In the past five years, average rent for a one-bedroom apartment in Seattle spiked 35 percent. The city’s median home price now stands at $757,000, the highest it’s ever been. But if you’ve ever wondered how it became so damn expensive to live in Seattle and other prosperous cities across the country, you’re not alone.
Alan Durning has been studying the subject for decades, first at the Worldwatch Institute and then as Founder and Executive Director of the Sightline Institute, a nonprofit thinktank founded in 1993 to study the Northwest’s most pressing public policy issues. DOPE caught up with Durning in March to get his perspective on the causes and potential solutions behind America’s affordability crisis.
DOPE Magazine: What do you see as the biggest problems facing American cities?
Alan Durning: The problems facing the world, which are divisions between us, both political and economic; huge disparities in wealth and income. Second is climate change. The way our cities are sprawling is both a reflection of the divisions and a cause of climate change. A solution to help with both of those problems is to build more compact, walkable, transit-oriented neighborhoods that provide housing for a mix of incomes.

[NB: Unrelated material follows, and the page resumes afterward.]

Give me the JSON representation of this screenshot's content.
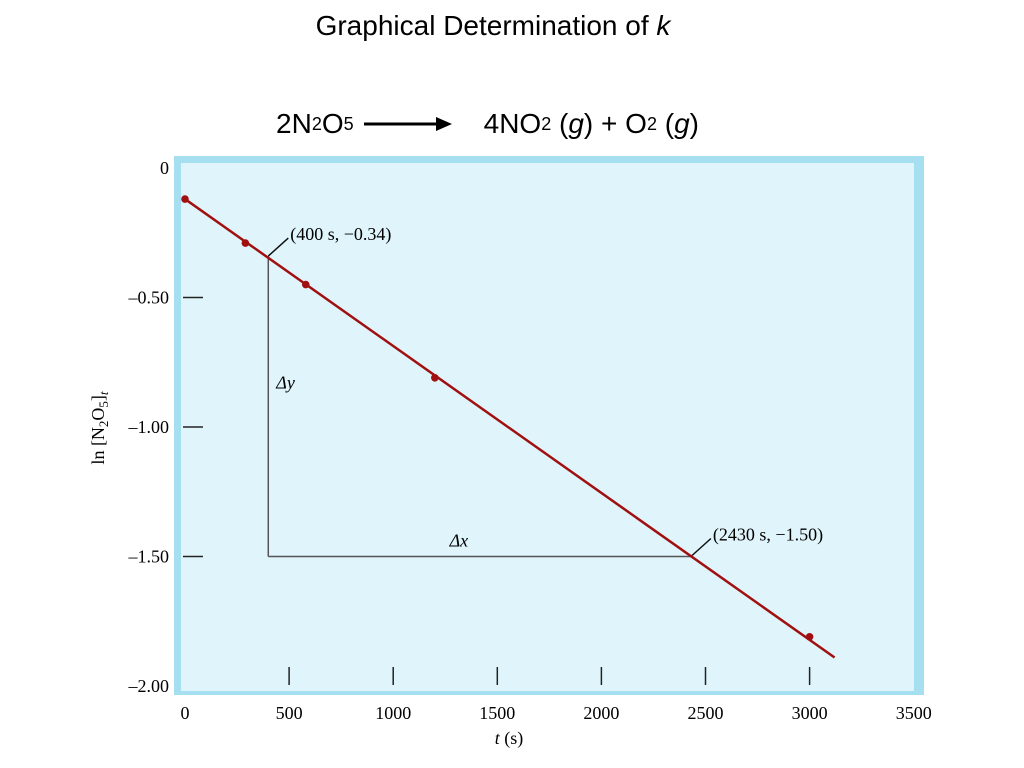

What are the origins of single-family housing policies, and why are they so damaging to affordability?
In most American cities, zoning started in the 1920s, and it’s become stricter since, limiting the construction of anything other than single-family homes in large sections of our cities. In Seattle, more than half of the land is preserved for single-family detached homes, so the land for building apartments is squeezed, and as the city becomes more prosperous, investors bid up home prices and rents. There’s just not enough housing to go around. You end up with these astronomical housing prices and long commutes for folks to get to more affordable housing, which is worse for climate.
Single-family zoning was put in place to protect property values for single-family homeowners concerned about apartment buildings and other developments. It lined up closely with racial exclusion, so to guard against lower-income, typically darker-skinned people from moving into white neighborhoods, zoning policies were imposed that made basically only the most expensive form of housing legal. Now, almost a hundred years after American cities started to zone huge areas of their land, the consequences are pretty stark. In the Bay Area, there’s not a single home you can purchase for under $1 million, and it’s heading that way in Seattle, Portland, Austin, Boston…

What are the other factors that drive up housing prices?
There are lots and lots of things, but the biggest is how many people are choosing how many homes. We call the housing market a game of cruel musical chairs. It’s musical chairs because if there aren’t enough chairs someone’s going to end up on the ground, and it’s cruel because it’s not when the music stops—it’s who has the money. It’s made worse by widening income disparities.
It’s all kinds of other zoning restrictions as well, like limiting the construction of small apartments. Most cities have minimum apartment sizes that mean you can’t build old-fashioned rooming houses, which used to provide affordable housing for a large share of single adults—maybe a third of city residents lived in those a hundred years ago, and we’ve basically banned them.
How can people combat those entrenched housing policies?
A major trend in our most expensive cities is the emergence of a movement led by young people called the “Yes, in My Backyard,” or YIMBY, movement. It really started in the Bay Area, but it’s spread all over the country. In the long term, I see that as a huge source for hope, because the policies we have in place are mostly just sitting there in the background. There’s a vocal minority who speak up to prevent construction of additional housing, but there’s never been a vocal counterbalance supporting it.

Are there any cities we can look to as a model for keeping a growing city affordable?
There are a lot of cities that have done a good job of providing abundant housing. Montreal is a great example—it’s fast-growing, and housing prices are about a third as high there as in Toronto, Vancouver or Seattle. They have two- and three-story walk-up flats—low-rise buildings, but more homes in each—covering huge shares of the metropolitan area. Another example is Vienna, where they do it mostly through nonprofit and public housing. Something like 62 percent of the residents live in public apartments. The key variable is just to build enough, and that’s the message the YIMBY movement is trying to get across. Whatever else we need to do, we need to build enough housing for the people who want to be our neighbors.